Irã ataca três navios no Estreito de Ormuz e eleva nível de ameaça a embarcações comerciais

Ofensiva na rota de Omã põe em xeque a segurança marítima da região e leva EUA a revogarem licença para compra de petróleo iraniano

Publicado em 7 de julho de 2026 às 20:08
Pedro

O Irã atacou três embarcações comerciais que navegavam pela porção sul do Estreito de Ormuz nas últimas 24 horas, elevando drasticamente o risco logístico na região.
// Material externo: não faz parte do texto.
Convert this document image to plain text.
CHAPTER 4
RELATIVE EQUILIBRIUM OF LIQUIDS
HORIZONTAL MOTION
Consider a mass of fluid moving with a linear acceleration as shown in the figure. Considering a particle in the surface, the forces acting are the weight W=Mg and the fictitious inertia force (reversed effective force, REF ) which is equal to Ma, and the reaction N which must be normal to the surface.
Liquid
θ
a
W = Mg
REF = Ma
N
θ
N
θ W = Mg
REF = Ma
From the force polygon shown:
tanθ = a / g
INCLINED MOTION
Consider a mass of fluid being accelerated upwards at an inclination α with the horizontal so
Em resposta aos incidentes, a organização britânica de comércio e operações marítimas (UKMTO) elevou o nível de ameaça no estreito de "substancial" para "severo", o segundo mais alto em sua escala de segurança. As ofensivas ocorreram enquanto os navios transitavam perto da costa de Omã, em uma seção da hidrovia que vinha sendo incentivada pelos Estados Unidos justamente para evitar a área de controle reivindicada pelas autoridades iranianas.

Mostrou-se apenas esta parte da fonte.